The Scientific Community Game (SCG)

Karl Lieberherr

Short High-Level Definition

```Concepts: claim / problem /solution
```
SCG is a multi-player game based on many two player games (round robin or Swiss-style), where the players compete for points by proposing and opposing claims to each other.

The players compete over a fixed number of rounds. During each round a player proposes challenging claims, and the opposing player has the option to oppose some of them through one of two means:

```  1.) (refuting) by forcing the first player to
contradict its own claim by constructing problems and solutions, or
2.) (strengthening) by refining the claim to make
it stronger but not refutable.
```
Concrete problems conforming to the claim are exchanged to determine which player is correct.

The winner is determined at the end of the rounds as the player who has proposed the largest fraction of unopposed claims compared to all claims. If there is a tie, we count how many claims each player successfully opposed.

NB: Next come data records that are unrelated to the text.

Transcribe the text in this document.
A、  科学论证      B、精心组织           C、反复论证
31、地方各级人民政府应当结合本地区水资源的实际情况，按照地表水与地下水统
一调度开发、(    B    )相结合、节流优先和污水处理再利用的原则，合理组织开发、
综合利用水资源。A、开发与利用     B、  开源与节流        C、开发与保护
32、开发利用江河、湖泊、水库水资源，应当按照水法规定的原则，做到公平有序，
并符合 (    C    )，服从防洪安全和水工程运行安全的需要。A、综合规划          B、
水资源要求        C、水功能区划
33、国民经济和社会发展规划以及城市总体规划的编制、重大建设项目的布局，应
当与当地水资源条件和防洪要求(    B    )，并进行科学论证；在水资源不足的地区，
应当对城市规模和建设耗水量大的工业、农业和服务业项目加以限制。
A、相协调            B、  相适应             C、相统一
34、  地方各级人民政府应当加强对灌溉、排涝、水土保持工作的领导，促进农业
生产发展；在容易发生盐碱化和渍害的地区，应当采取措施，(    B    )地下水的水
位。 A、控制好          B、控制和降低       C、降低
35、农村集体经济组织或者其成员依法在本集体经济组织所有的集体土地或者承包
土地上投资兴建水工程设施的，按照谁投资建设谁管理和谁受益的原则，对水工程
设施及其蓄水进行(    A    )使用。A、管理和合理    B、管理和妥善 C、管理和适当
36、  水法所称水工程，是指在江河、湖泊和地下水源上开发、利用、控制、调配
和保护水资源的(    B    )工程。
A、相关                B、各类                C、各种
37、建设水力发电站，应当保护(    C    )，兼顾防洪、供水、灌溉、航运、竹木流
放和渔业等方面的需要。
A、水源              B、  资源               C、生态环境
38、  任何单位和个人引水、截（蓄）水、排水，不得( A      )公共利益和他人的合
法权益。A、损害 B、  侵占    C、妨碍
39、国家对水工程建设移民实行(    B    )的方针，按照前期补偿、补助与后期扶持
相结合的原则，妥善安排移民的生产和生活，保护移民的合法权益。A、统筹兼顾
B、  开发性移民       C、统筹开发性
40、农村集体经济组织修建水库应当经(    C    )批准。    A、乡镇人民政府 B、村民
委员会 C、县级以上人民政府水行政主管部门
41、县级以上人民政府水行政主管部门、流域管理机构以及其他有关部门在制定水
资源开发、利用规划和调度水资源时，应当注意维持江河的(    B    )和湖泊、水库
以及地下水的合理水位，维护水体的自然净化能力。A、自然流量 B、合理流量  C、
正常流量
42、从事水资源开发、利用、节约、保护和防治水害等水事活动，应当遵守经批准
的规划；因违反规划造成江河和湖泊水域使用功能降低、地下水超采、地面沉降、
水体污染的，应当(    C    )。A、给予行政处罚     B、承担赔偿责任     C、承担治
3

We consider several restrictions of SCG. The SCG defined above could also be called SCG Intensional. In the general version of the game, scholars must have skills: ProposeClaim, OpposeClaim, SolveProblem, FindHardProblem. Several levels of claims controled by game designer.

SCG Extensional

For some applications of SCG, it is better to formulate a heterogeneous market of claims from which the players must take the claims they propose. Instead of defining the allowed claims intensionally through a predicate, they are defined extensionally by enumerating them. Scholars must have skills: ChooseClaim, OpposeClaim, SolveProblem, FindHardProblem.

SCG Problem Solving

In another instance of SCG, players are forced to propose a specific claim to test their skills to support the claim. Scholars must have skills: SolveProblem, FindHardProblem. The evaluation function needs to be adjusted. If the claim is true, the scholar should defend the claim.